I've been struggling on this problem for weeks! Thank you!
You can't - SQL tables aren't Excel sheets - they just don't have that kind of a structure. No matter how hard you try - you won't be able to do something like that. It's just fundamentally different.
SQL Server tables have rows and columns - sure - but they have no implied order or anything. You cannot "shift" a row up - there's no "up" per se - it all depends on your ordering.
It's worse than comparing apples to oranges - it's like comparing apples to granite blocks - it's just not the same - don't waste your time trying to make it the same.
One of many options is to use an outer apply to fetch the Center from the next row:
declare #t table (name varchar(50), login time, center varchar(50))

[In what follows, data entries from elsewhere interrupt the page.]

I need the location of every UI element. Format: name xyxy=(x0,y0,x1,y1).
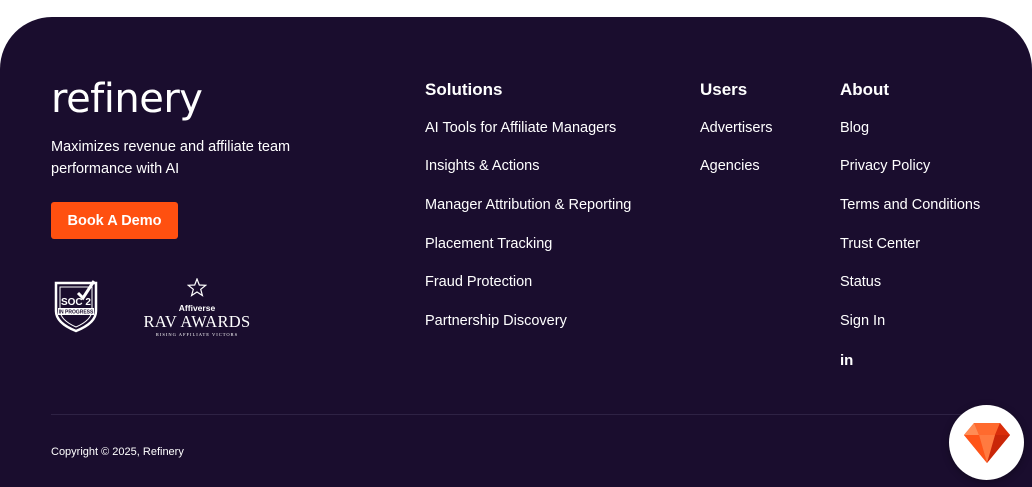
footer-divider xyxy=(51,414,981,415)
footer-link-privacy[interactable]: Privacy Policy xyxy=(840,157,930,175)
site-footer: refinery Maximizes revenue and affiliate… xyxy=(0,17,1032,487)
rav-awards-badge: Affiverse RAV AWARDS RISING AFFILIATE VI… xyxy=(138,277,256,337)
footer-link-placement[interactable]: Placement Tracking xyxy=(425,235,552,253)
star-icon xyxy=(186,277,208,297)
solutions-heading: Solutions xyxy=(425,80,503,99)
ruby-gem-icon xyxy=(963,422,1010,463)
footer-link-sign-in[interactable]: Sign In xyxy=(840,312,885,330)
soc2-status: IN PROGRESS xyxy=(59,310,94,316)
about-column: About Blog Privacy Policy Terms and Cond… xyxy=(840,80,980,329)
soc2-badge: SOC 2 IN PROGRESS xyxy=(52,277,100,338)
rav-awards-subtitle: RISING AFFILIATE VICTORS xyxy=(155,332,239,337)
about-heading: About xyxy=(840,80,890,99)
tagline: Maximizes revenue and affiliate team per… xyxy=(51,139,291,177)
users-column: Users Advertisers Agencies xyxy=(700,80,773,174)
footer-link-trust[interactable]: Trust Center xyxy=(840,235,920,253)
soc2-text: SOC 2 xyxy=(61,297,91,308)
footer-link-agencies[interactable]: Agencies xyxy=(700,157,760,175)
linkedin-icon[interactable]: in xyxy=(840,352,853,369)
footer-link-insights[interactable]: Insights & Actions xyxy=(425,157,539,175)
footer-link-terms[interactable]: Terms and Conditions xyxy=(840,196,980,214)
footer-link-ai-tools[interactable]: AI Tools for Affiliate Managers xyxy=(425,119,616,137)
footer-link-blog[interactable]: Blog xyxy=(840,119,869,137)
footer-link-attribution[interactable]: Manager Attribution & Reporting xyxy=(425,196,631,214)
solutions-column: Solutions AI Tools for Affiliate Manager… xyxy=(425,80,631,329)
book-demo-button[interactable]: Book A Demo xyxy=(51,202,178,239)
footer-link-fraud[interactable]: Fraud Protection xyxy=(425,273,532,291)
footer-link-advertisers[interactable]: Advertisers xyxy=(700,119,773,137)
footer-link-status[interactable]: Status xyxy=(840,273,881,291)
refinery-logo[interactable]: refinery xyxy=(51,79,203,119)
users-heading: Users xyxy=(700,80,748,99)
ruby-gem-badge[interactable] xyxy=(949,405,1024,480)
rav-awards-title: RAV AWARDS xyxy=(143,312,251,331)
footer-link-partnership[interactable]: Partnership Discovery xyxy=(425,312,567,330)
copyright-text: Copyright © 2025, Refinery xyxy=(51,446,184,458)
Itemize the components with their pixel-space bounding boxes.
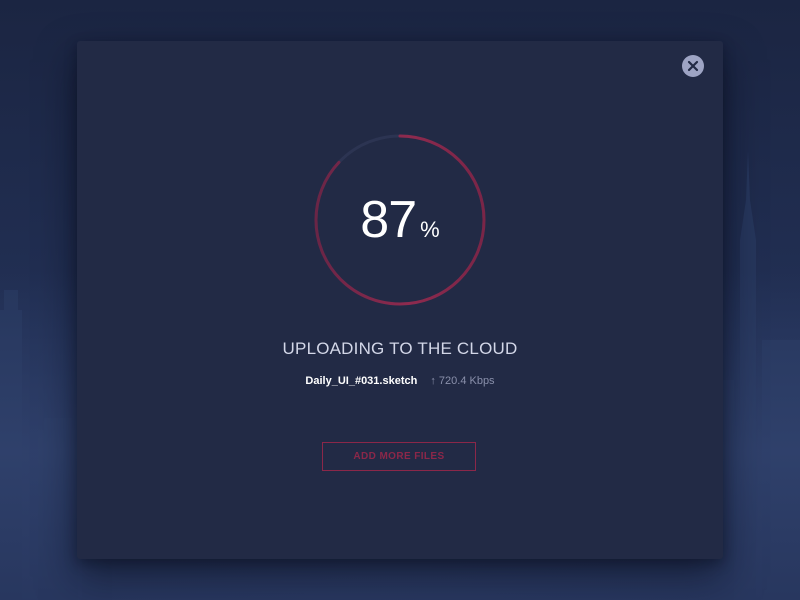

insert into #t (name, login, center)
select 'Andrew', '12:30 PM', 'Home Base'
union all select 'Jeff', '7:00 AM', 'Virtual Base'
union all select 'Ryan', '6:30 PM', 'Test Base'
update t1
set t1.center = t3.center
from #t t1
outer apply (
select top 1 t2.center
from #t t2
where t2.name > t1.name
order by t2.name
) t3
select * from #t
You do have to specify an ordering (the example orders on name.)
If you have two sets and you simply want to assign one of each in the second set to items from the first set, "using them up", the simplest thing is to use ROW_NUMBER() on both sets and do a LEFT JOIN on the ROW_NUMBER() column from the first to the second set, assigning each row the next available item:
WITH set1 AS (
SELECT *, ROW_NUMBER() (OVER ORDER BY set1.sortorder /* choice of order by is obviously important */) AS ROWNUM
FROM set1
)
,set2 AS (
SELECT *, ROW_NUMBER() (OVER ORDER BY set2.sortorder /* choice of order by is obviously important */) AS ROWNUM
FROM set2
)
SELECT *
FROM set1
LEFT JOIN set2
ON set1.keys = set2.keys -- if there are any keys
AND set1.ROW_NUM = set2.ROW_NUM